STAAR has pushed back firmly on Broadwood’s assertions. “Broadwood’s perspective is inconsistent with what we are hearing from other stockholders and analysts who are highly supportive of this transaction,” a STAAR spokesperson said in a statement to Investing.com, “The Board unanimously determined that the merger with Alcon is in the best interests of stockholders as it provides compelling, premium cash value.”
“The Board believes that the value stockholders will receive exceeds what STAAR could achieve on a standalone basis in the foreseeable future, particularly given STAAR’s lower growth rate and the resulting impact on its valuation, and the substantial competitive and macro challenges in the markets STAAR serves,” the spokesperson said.
A person familiar with the matter told Investing.com that despite STAAR’s proprietary technology, “there’s no sign” that sales in China, the company’s largest market, will fully recover and that the company may have “saturated” the available market.
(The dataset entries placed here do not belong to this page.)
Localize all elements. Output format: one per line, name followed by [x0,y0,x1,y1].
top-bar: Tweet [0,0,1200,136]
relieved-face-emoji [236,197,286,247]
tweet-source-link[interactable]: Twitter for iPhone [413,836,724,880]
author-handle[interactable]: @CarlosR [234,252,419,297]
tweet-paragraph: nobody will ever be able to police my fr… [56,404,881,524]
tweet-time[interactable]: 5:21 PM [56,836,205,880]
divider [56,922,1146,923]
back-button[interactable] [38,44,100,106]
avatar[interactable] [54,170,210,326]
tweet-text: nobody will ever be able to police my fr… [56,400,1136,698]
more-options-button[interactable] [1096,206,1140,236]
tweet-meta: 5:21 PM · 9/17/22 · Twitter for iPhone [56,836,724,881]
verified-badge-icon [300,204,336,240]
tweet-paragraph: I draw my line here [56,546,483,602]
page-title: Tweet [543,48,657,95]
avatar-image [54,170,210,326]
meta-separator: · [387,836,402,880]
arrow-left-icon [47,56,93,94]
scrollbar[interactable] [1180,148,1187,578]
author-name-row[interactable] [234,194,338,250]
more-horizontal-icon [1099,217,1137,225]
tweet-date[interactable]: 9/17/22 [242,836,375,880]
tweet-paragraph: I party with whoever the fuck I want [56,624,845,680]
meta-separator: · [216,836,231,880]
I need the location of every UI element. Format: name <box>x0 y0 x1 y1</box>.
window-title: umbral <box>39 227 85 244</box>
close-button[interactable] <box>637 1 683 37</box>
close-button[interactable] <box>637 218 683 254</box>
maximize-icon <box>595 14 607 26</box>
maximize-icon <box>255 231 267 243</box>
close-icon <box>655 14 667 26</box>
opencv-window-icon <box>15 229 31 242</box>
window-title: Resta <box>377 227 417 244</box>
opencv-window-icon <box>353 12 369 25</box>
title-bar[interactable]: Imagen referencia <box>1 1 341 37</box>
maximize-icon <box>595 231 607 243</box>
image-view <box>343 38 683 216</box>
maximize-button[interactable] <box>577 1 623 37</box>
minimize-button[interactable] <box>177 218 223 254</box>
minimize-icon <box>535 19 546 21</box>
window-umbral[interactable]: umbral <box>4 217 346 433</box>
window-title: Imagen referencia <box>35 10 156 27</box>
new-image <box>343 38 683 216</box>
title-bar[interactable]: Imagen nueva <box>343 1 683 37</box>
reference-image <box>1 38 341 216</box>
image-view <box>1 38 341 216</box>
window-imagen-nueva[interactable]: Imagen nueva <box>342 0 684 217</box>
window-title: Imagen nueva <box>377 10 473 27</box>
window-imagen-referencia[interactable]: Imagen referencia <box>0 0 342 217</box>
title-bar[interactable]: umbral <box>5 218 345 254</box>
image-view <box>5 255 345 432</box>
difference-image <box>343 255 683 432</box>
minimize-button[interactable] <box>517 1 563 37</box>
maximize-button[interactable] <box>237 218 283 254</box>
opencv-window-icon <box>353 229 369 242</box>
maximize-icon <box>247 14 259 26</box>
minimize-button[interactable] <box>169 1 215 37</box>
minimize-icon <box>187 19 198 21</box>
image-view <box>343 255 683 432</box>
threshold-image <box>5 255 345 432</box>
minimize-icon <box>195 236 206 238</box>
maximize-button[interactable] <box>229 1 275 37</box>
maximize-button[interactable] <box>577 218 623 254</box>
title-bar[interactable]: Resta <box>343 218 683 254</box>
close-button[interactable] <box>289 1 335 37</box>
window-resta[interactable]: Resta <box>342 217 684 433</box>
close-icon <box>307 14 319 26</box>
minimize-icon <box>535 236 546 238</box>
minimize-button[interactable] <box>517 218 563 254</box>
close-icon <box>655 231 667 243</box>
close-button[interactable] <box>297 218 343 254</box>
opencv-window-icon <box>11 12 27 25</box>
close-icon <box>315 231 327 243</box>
The source also pointed out that STAAR’s implantable collamer lenses (ICLs) are more expensive than solutions such as LASIK or SMILE, which could slow demand in a softer economy.
Supporters of the deal counter that rumors of a potential STAAR–Alcon merger surfaced last year, and no formal suitors appeared until Party A and Party B made contact with a STAAR board member just a day before the merger agreement was signed. They point out that in the entire year leading up to the new merger agreement, no offers were made, unlike the competitive interest typical when news breaks about a target company.
STAAR shareholders will vote on the merger and the golden-parachute advisory proposal at a special meeting later this fall. The filing sets the stage for Broadwood to begin soliciting other shareholders, throwing the acquisition into growing doubt ahead of a potential full-scale proxy fight this fall.